Le Likoud a enchaîné : « Alliance dangereuse. L’opposition s’allie une fois de plus aux Frères musulmans. Eisenkot a révélé le véritable plan : s’appuyer sur les Frères musulmans et les partis arabes antisionistes pour former le prochain gouvernement. Qu’ils participent ou qu’ils soutiennent de l’extérieur, ce gouvernement dépendra des Frères musulmans. L’opposition n’a manifestement tiré aucune leçon du 7 octobre. »

 Gaza, Qatar, Turquie et l’après-guerre

« La perte de liberté d’action militaire ne sera véritablement mise à l’épreuve que dans un second temps, et cette phase est déjà en cours », affirme Eisenkot. Il rappelle que selon les évaluations actuelles, Gaza compte « plus de 30 000 hommes armés », que le Hamas contrôle toujours le territoire et que le véritable test sera « la réhabilitation en échange de la démilitarisation ».

Il ajoute : « On prétendait que libérer les otages empêcherait toute reprise de la guerre. C’est faux. Ils sont revenus et nous continuons le combat. C’était mon principal désaccord avec Netanyahu depuis le début. »

 « Netanyahu avait une meilleure proposition »

« Netanyahu avait une meilleure proposition, sans Américains, sans Turcs, sans Qataris », affirme Eisenkot. Il rappelle avoir défendu une Autorité palestinienne renforcée face au Hamas, tandis que le gouvernement préférait laisser ce dernier en place. « C’est là le cœur du problème. »

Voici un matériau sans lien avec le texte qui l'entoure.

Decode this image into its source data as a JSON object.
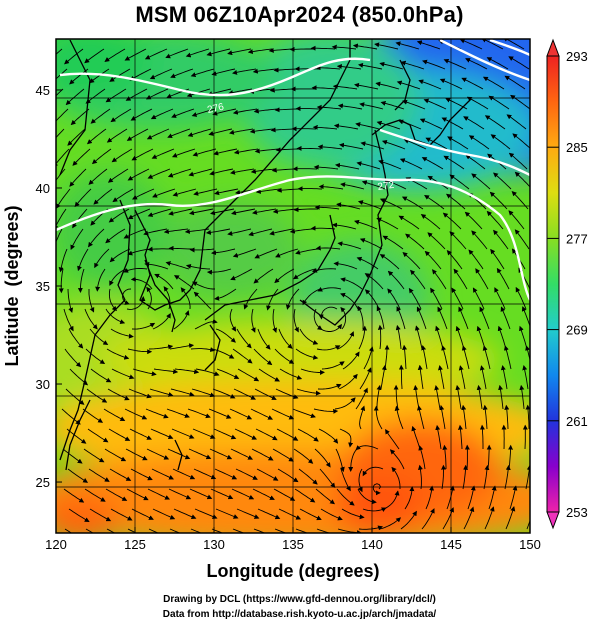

Selon lui, Netanyahu a rejeté toutes les tentatives d’aborder l’après-guerre. « C’est ainsi que nous en sommes arrivés à cette attaque stupide contre le Qatar. »

La demande de grâce

« Je ne vois pas une demande de grâce. Je vois une demande d’annulation du procès », tranche Eisenkot. « Une grâce implique un aveu et un prix à payer. Ce qui m’inquiète davantage, c’est l’ingérence américaine dans les affaires israéliennes. »

« Ce qui est sur la table, c’est l’affaiblissement de Tsahal »

Ancien chef d’état-major, Eisenkot fustige le projet de loi d’exemption. « Ils présentent une loi qui est un bluff, elle ne ramènera pas de soldats. » Il rappelle que Tsahal manque aujourd’hui de 12 000 soldats et que le pays entre dans « des années difficiles de fonctionnement normal ».

Roman Gofman et le Mossad

« Gofman est un excellent officier. Je voulais le voir devenir lieutenant-colonel », affirme Eisenkot, tout en soulignant que sa nomination n’a « rien à voir avec le Mossad » mais s’inscrit dans une logique politique de Netanyahu.

Le procès contre la chaîne 14

« C’est la première fois de ma vie que je fais cela », explique Eisenkot à propos de sa plainte d’un million de shekels. Il qualifie les accusations portées contre lui de « pur mensonge ». « Cette chaîne ment quotidiennement, notamment sur l’argent qatari et sur Tsahal. »

À la question de l’utilisation des fonds, sa réponse est claire : l’argent sera reversé à une association venant en aide aux soldats handicapés de Tsahal.